Onondaga County lawmakers propose term limits for county comptroller
County voters could soon decide whether the comptroller gets capped at three terms, a change that would reshape who oversees Onondaga County finances.

Onondaga County lawmakers are moving toward a vote on whether the county’s chief financial watchdog should face term limits, a change that would put the office of comptroller on the November 2026 ballot if the charter process clears its next hurdles.
The proposal, sponsored by Majority Leader Nodesia Hernandez of the 17th District, would limit any person elected county comptroller after Jan. 1, 2027, to three consecutive four-year terms. Service before that date would not count toward the cap, and partial terms would be excluded as well. The ballot language would ask voters whether to impose a limit of three consecutive four-year terms on the office of County Comptroller.

That detail matters because the change would not reach back and erase prior service. It would reset the clock for future elections, leaving the current history of the office outside the term-limit tally. Marty Masterpole, first elected county comptroller in 2019 and reelected in 2023, would not be affected by the proposed cap unless future election rules change again.

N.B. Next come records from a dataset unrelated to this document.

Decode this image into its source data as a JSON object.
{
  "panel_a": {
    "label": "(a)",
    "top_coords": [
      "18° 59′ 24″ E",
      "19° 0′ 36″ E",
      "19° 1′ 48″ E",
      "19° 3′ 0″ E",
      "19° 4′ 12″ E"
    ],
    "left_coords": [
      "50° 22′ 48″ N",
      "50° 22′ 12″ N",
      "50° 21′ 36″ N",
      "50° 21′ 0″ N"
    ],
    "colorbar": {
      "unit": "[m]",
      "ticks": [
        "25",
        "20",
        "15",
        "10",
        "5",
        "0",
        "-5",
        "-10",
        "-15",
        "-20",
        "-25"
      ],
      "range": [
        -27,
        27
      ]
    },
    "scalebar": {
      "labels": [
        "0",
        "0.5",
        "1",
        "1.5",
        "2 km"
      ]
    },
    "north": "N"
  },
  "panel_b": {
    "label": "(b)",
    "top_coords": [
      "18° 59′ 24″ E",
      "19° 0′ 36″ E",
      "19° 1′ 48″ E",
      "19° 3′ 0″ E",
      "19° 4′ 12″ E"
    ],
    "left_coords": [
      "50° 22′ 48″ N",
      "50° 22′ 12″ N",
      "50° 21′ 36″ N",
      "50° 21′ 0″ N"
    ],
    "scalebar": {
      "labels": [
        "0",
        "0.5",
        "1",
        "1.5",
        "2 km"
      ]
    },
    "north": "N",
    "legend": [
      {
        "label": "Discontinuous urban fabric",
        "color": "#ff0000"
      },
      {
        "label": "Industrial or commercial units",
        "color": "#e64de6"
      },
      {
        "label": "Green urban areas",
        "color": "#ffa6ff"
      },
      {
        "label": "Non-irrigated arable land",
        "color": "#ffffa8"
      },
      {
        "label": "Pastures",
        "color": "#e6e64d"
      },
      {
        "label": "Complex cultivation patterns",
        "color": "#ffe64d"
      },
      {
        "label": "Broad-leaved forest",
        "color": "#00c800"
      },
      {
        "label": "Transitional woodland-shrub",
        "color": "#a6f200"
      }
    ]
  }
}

The comptroller is not a ceremonial post. Onondaga County describes the office as an independently elected position that leads the Department of Audit and Control, monitors financial transactions, and serves as a check on fiscal integrity and accountability. In a county where residents rely on those audits to help safeguard public money, the question is not just who wins the office, but how long one person should be able to hold that power.
The Legislature is expected to vote in July, during its regular session on the first Tuesday of each month. If the measure passes the Legislature, it would still need to survive County Executive Ryan McMahon’s veto pen. A veto would put the burden back on lawmakers, who would need a two-thirds majority to override.
Timing is tight. The county’s own charter language says the proposal must clear the process before the beginning of August to make the November ballot. That places the comptroller fight squarely inside a broader debate over how Onondaga County divides power between elected offices and the voters who can reset those rules.
The proposal comes after Democrats took control of the Onondaga County Legislature for the first time in 46 years and after voters approved a separate county-legislator term-limit change in 2025. Republicans argued in the earlier charter fight that term limits were being rewritten selectively, while County Attorney Robert Durr said the broader package had not been properly reviewed and could conflict with state law. If this comptroller measure reaches voters, it will be another test of whether county charter changes are genuine reform, or another round of political rule-making dressed up as good government.